Querida Rosaura (Cap I, 5ta parte)



A Juan lo encontró su hermano Bernardo que venía cortando camino por el medio del campo con cinco perros y una rama que utilizaba para abrir paso entre los sembrados. El hombre era un verdadero baquiano que conocía a la perfección las leguas de llanura, bosques y cultivos. Lo encontró tapado con un poncho.

-A la soja se la están comiendo los bichos.-dijo removiendo la tierra que parecía polvo fino.
-Y bueno…
-No llueve; el año pasado para esta época ya habían caído noventa milímetros.
-Y bueno…-volvió a decir Juan totalmente ausente, sin ganas de hablar de nada.
El aire parecía dormido en esa temporada de sequía que amenazaba a los animales a la postración completa; estaban flacos y desmejorados. El estío venusto gritaba su porfía.
Bernardo no se daba cuenta de los conflictos interiores de su hermano porque él era distinto; le importaban las historias de mujeres pero no tenía con quien abordar esos temas, también le interesaba el campo, guardar el dinero de las cosechas y no gastarlo en nada. Soñaba con las pepitas de oro que algunos conquistadores encontraban en los arenales. Vivía al límite de la indigencia total. Bernardo era de esos campesinos que cuando morían, de viejos y enfermos, dejaban fortunas debajo de los colchones, detrás de los mosaicos, bajo las raíces de algún árbol… Billetes que, obviamente, ya no servían y que nadie los encontraba hasta después de diez o quince años. Era un hombre subterráneo, de huesos amarillos, que actuaba como un juez frente a la presencia de la inseguridad. Parecía saberlo todo debajo de esa figura sellada por la rigidez de sus palabras.

Juan no se parecía mucho a él; sin embargo, había algo que los unía: el amor por la tierra, arañar el surco hasta quedarse rendido, no alejarse jamás de su predio ni para ir de vacaciones. Ese tema no se tocaba en la familia. Tenían que vivir para el campo, revisando papeles y haciendo cálculos de la mañana a la noche, con el lápiz detrás de la oreja intentando buscar el disfrute en un mate y en un buen asado. Ellos flotaban entre las raíces y el lodo, tratando de desmembrar la sabiduría que los devoraba como un monstruo porque sabían manejar los espacios.
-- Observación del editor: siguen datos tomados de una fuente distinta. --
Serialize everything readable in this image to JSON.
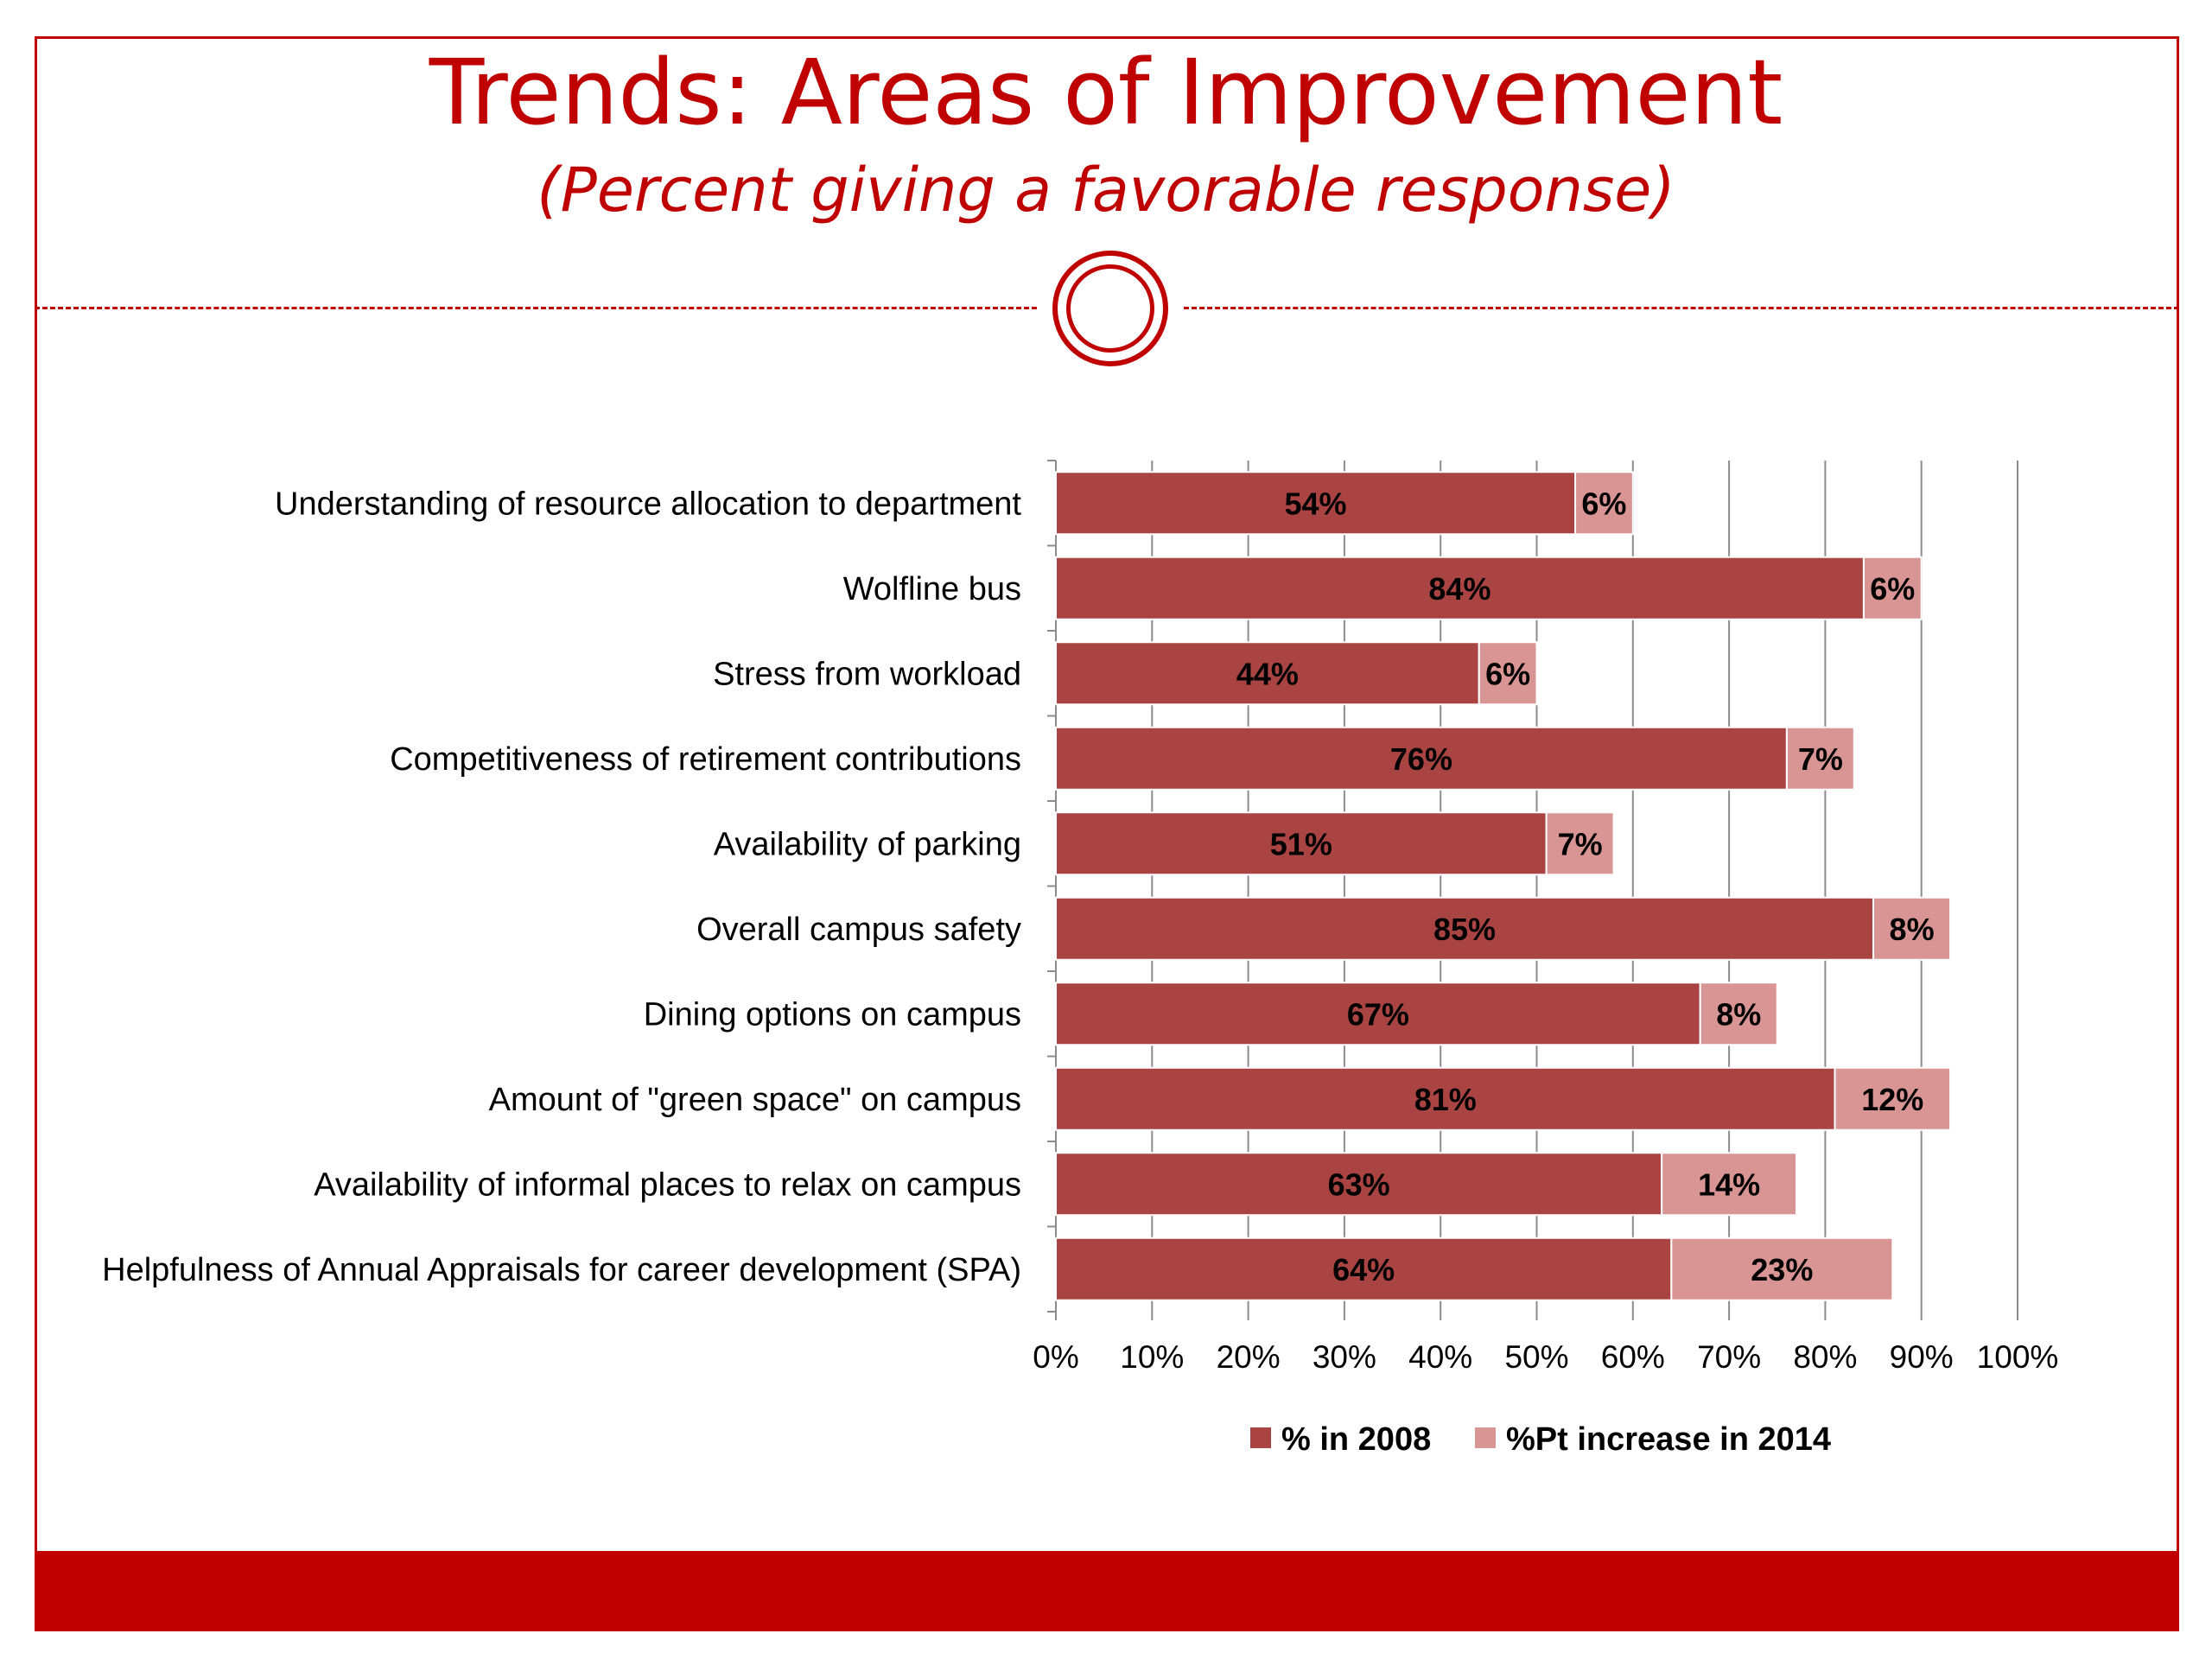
{
  "slide": {
    "title": "Trends: Areas of Improvement",
    "subtitle": "(Percent giving a favorable response)"
  },
  "colors": {
    "accent": "#c00000",
    "series_2008": "#a94442",
    "series_increase": "#d99594"
  },
  "chart_data": {
    "type": "bar",
    "orientation": "horizontal",
    "stacked": true,
    "categories": [
      "Understanding of resource allocation to department",
      "Wolfline bus",
      "Stress from workload",
      "Competitiveness of retirement contributions",
      "Availability of parking",
      "Overall campus safety",
      "Dining options on campus",
      "Amount of \"green space\" on campus",
      "Availability of informal places to relax on campus",
      "Helpfulness of Annual Appraisals for career development (SPA)"
    ],
    "series": [
      {
        "name": "% in 2008",
        "values": [
          54,
          84,
          44,
          76,
          51,
          85,
          67,
          81,
          63,
          64
        ],
        "labels": [
          "54%",
          "84%",
          "44%",
          "76%",
          "51%",
          "85%",
          "67%",
          "81%",
          "63%",
          "64%"
        ]
      },
      {
        "name": "%Pt increase in 2014",
        "values": [
          6,
          6,
          6,
          7,
          7,
          8,
          8,
          12,
          14,
          23
        ],
        "labels": [
          "6%",
          "6%",
          "6%",
          "7%",
          "7%",
          "8%",
          "8%",
          "12%",
          "14%",
          "23%"
        ]
      }
    ],
    "xlim": [
      0,
      100
    ],
    "x_ticks": [
      "0%",
      "10%",
      "20%",
      "30%",
      "40%",
      "50%",
      "60%",
      "70%",
      "80%",
      "90%",
      "100%"
    ],
    "grid": "vertical",
    "legend": "bottom"
  }
}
Los chacareros no se quejaban porque estaban acostumbrados a una existencia  sin sorpresas, igual cada jornada. Debían esculpir bajo ese semillero de la nada una posición sólida.  Para los demás, eran esclavos de la propiedad a la que le debían respeto y cuidados diarios, sin feriados ni fiestas navideñas. Nadie les simplificaba las cosas y el gobierno los torturaba, desde tiempos inmemoriales, con impuestos que no justificaban las ganancias. Pero igual era inútil rivalizar con ellos porque se aferraban al suelo que los vio nacer, con las garras propias de quien está dispuesto a dar la vida por lo que ama, a morir de hambre por defender el honor y a venerar la sangre de los ancestros.


Magdalena y Juan luchaban de igual manera por un lugar que estaban construyendo con el esfuerzo y la disciplina de ella y con la tranquilidad de él que entendía, en el fondo, el verdadero concepto de una realidad que podía modificarse. Tal vez, no sabía cómo hacerlo y por eso se abandonaba a la desesperanza. Sólo Juan decidía si quería contestar esos interrogantes. Para él, la atmósfera le pedía un luto  cubierto por una estela de humo que lo adormecía, bajo esa hojarasca de los hados, dejando sus sentidos embriagados.